The opinion of the court was delivered by: ALESIA
This matter is before the Court on Plaintiff Lynch Ford Inc.'s motion pursuant to 28 U.S.C. § 1447(c) to remand this matter to the Circuit Court of Cook County and for attorney's fees and costs. For the reasons set forth below, the motion is denied.
Plaintiff, Lynch Ford, Inc. (Lynch), is an Illinois corporation with its principal place of business in Illinois. Lynch is a franchise dealership of Defendant Ford Motor Company, Inc. (Ford). Lynch sells and services Ford vehicles.
Defendant, Prestige Ford Sales and Services, Inc. (Prestige), is a Delaware corporation with its principal place of business in Illinois. Prestige is a subsidiary of Ford -- Ford owns 100% of Prestige's stock. Prestige operates a franchise dealership in direct competition with and just south of Lynch's dealership.
Defendant, Landmark of Niles, Inc. (Landmark), is a Delaware corporation with its principal place of business in Illinois. Ford partially owns Landmark -- it is one of three shareholders in Landmark. Landmark operates a franchise dealership in direct competition with and just north of Lynch's dealership.

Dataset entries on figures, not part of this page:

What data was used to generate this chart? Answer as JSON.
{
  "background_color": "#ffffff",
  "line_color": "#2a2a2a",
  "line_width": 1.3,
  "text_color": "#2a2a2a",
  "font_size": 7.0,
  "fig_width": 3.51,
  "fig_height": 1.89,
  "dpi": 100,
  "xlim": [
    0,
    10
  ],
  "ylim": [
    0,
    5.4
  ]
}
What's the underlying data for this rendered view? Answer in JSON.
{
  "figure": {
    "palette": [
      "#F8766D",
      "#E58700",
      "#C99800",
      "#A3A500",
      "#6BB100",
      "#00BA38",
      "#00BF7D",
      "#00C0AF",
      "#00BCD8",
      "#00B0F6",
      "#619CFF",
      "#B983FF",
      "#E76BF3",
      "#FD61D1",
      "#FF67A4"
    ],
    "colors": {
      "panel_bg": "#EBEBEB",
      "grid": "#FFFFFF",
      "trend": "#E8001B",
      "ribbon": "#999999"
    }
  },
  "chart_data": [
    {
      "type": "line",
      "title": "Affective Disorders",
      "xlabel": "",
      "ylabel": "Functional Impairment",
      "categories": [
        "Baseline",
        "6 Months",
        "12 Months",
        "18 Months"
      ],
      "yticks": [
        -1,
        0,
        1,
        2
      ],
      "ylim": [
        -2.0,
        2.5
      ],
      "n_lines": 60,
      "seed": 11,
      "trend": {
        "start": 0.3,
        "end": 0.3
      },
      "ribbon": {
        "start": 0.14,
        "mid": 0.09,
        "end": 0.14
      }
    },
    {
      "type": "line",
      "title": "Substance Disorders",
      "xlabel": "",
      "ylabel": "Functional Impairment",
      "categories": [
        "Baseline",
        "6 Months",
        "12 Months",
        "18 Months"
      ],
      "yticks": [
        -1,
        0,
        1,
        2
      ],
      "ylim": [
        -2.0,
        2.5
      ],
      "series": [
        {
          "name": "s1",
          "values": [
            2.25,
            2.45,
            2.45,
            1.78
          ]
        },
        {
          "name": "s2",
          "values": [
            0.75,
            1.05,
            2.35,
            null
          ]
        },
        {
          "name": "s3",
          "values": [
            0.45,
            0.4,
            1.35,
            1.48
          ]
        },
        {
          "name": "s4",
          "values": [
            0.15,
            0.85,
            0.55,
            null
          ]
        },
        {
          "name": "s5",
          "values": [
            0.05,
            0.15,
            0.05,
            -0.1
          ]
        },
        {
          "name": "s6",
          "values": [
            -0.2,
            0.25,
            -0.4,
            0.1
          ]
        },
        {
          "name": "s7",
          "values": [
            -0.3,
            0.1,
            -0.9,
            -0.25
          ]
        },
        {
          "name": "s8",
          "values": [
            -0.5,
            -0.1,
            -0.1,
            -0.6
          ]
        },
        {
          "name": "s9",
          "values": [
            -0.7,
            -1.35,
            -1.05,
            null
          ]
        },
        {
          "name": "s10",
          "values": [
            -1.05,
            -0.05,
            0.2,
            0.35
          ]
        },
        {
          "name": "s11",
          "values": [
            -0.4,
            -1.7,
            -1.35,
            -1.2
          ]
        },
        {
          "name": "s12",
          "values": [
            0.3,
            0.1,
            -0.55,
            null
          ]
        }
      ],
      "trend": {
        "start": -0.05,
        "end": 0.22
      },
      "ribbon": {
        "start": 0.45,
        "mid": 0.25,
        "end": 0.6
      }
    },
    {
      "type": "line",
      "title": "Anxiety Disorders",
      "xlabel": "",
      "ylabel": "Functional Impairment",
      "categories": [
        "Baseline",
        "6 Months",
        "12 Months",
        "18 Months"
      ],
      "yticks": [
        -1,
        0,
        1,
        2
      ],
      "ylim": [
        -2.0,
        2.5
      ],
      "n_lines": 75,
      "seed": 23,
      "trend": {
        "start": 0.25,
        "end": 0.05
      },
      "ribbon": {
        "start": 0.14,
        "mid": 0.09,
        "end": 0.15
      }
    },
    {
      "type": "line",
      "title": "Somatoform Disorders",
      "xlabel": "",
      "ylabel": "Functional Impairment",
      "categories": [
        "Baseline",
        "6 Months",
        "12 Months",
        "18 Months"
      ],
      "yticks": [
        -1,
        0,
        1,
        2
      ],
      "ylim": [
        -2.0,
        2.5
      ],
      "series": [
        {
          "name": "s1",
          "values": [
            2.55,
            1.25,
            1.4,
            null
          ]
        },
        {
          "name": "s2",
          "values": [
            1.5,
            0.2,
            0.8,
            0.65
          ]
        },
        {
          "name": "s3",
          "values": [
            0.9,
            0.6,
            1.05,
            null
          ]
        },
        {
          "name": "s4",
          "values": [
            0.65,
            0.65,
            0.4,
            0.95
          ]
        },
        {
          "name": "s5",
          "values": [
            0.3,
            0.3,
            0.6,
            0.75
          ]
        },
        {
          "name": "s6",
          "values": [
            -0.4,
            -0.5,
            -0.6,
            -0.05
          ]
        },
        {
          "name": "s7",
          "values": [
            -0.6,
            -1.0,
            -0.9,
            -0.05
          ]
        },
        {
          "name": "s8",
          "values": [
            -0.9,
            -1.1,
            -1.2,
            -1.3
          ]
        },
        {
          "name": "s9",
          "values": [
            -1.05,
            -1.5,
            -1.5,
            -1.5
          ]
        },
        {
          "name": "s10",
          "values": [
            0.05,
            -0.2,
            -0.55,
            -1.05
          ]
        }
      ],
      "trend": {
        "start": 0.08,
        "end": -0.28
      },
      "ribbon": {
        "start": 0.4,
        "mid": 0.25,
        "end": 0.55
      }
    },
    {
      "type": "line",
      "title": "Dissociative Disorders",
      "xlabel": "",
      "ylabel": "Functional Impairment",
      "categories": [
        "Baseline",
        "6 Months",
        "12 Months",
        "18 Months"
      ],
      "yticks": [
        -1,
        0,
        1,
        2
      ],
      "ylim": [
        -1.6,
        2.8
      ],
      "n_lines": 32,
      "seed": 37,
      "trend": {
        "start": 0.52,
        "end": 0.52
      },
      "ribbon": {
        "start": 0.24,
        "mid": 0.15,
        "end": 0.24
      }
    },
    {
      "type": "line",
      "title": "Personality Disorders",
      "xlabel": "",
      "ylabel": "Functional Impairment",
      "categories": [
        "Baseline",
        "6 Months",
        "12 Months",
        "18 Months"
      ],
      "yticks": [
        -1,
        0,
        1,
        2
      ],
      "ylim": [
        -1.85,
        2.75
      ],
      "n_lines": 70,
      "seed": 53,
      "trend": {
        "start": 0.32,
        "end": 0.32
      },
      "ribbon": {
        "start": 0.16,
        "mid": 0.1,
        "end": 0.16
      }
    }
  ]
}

Lynch initiated this action following Ford's decision to terminate Lynch's dealership. As a result of that decision, Lynch filed a six-count complaint premised entirely on Illinois law against Ford, Prestige, and Landmark, alleging: (1) a violation of the Illinois Motor Vehicle Franchise Act; (2) a conspiracy to violate the Illinois Motor Vehicle Franchise Act; (3) unfair competition; (4) deceptive trade practices; (5) a violation of the Illinois Anti-Trust Act; and (6) a violation of the Illinois Consumer Fraud Act.
Lynch filed this action in the Circuit Court of Cook County. Ford removed the action pursuant to 28 U.S.C. § 1441(a) and § 1446 to this Court -- the United States District Court for the Northern District of Illinois. Although Lynch, Prestige, and Landmark all share the same state of citizenship, Ford claimed that Lynch fraudulently joined Prestige and Landmark as defendants to intentionally destroy complete diversity of citizenship and thus prevent this Court from exercising jurisdiction over this matter under 28 U.S.C. § 1332(a)(1) -- there is no dispute that the amount in controversy exceeds $ 50,000.
This matter is now before the Court on Lynch's motion pursuant to 28 U.S.C. § 1447(c) to remand the case to the Circuit Court of Cook County. Lynch also seeks attorney's fees and costs for Ford's alleged improper removal of the action to this Court. As discussed below, the Court agrees with Ford that Prestige and Landmark were fraudulently joined as defendants in an attempt by Lynch to destroy complete diversity of citizenship and thus deprive this court of subject matter jurisdiction.
It is true that "for a case to be within the diversity jurisdiction of the federal courts, diversity of citizenship must be 'complete' meaning that no plaintiff may be a citizen of the same state as any defendant." Hoosier Energy Rural Elec. Coop., Inc. v. Amoco Tax Leasing IV Corp., 34 F.3d 1310, 1314-15 (7th Cir. 1994). As discussed, Plaintiff Lynch and Defendants Prestige and Landmark are all citizens of the state of Illinois. Thus, at first glance, it appears that this Court lacks diversity jurisdiction to hear this matter.
It is well-established, however, that "diversity jurisdiction cannot be destroyed by joinder of nondiverse parties if such joinder is fraudulent." Id. at 1315. Fraudulent joinder occurs when, "after resolving all issues of fact and law in favor of the plaintiff, the plaintiff cannot establish a cause of action against the in-state defendant."